Dolores also happens to be Ro’s last remaining connection to her marine biologist father, who discovered her in the waters of the Bering Vortex before disappearing there. In the Bering Vortex, an extremely polluted and toxic zone off the coast of Alaska that I created for the novel, the twin forces of climate change and pollution have combined to create a kind of no-man’s-land where anomalies abound. More than 20 feet long, Dolores is larger than your average giant Pacific octopus, and she’s also much older, as she is somewhere between 18 and 25 years old (most giant Pacific octopuses live for only about three to five years). Before his disappearance, Ro’s father had been doing research on Dolores and other animals in the area, determined to learn what had caused their genetic anomalies and enabled them to survive for so long under such adverse conditions. While I’m not a climate scientist myself, I believe that the ocean and its many creatures hold so many important insights for how we can take better care of our planet and our natural resources.

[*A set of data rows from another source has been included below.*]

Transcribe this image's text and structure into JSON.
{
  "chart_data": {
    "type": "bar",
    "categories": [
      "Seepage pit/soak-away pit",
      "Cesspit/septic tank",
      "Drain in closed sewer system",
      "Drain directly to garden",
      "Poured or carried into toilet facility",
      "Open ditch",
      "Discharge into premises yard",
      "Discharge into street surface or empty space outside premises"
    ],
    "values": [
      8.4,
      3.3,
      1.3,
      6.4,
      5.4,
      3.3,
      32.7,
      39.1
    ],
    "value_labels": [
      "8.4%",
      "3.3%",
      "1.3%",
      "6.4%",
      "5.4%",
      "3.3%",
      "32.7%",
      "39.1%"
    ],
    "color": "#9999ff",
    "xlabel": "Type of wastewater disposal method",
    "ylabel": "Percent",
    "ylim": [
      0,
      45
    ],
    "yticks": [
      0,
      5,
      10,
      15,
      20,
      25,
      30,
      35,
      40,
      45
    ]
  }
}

The ocean is a mirror, in many ways, to our life on the earth’s surface. It is, of course, where life originated, and its waters bear the imprint of our all-too-human greed, fears, desires, and folly, especially as sea levels continue to rise.
For me, the sea is both a beacon and a warning, a reminder that if we cannot learn to live in harmony with our planet, rather than working against it or attempting to conquer it, we will be lost. It is also the site of my earliest inspirations, a place of continual change, discovery, and renewal, and a refuge where I can come home to myself.

Gina Chung is a Korean American writer from New Jersey currently living in New York City. A recipient of the Pushcart Prize, she is a 2021-2022 Center for Fiction/Susan Kamil Emerging Writer Fellow and holds an MFA in fiction from the New School. Her work appears or is forthcoming in Kenyon Review, Catapult, Electric Literature, Gulf Coast, Indiana Review, and Idaho Review, among others. She is also the author of the forthcoming story collection Green Frog. Sea Change is her first novel.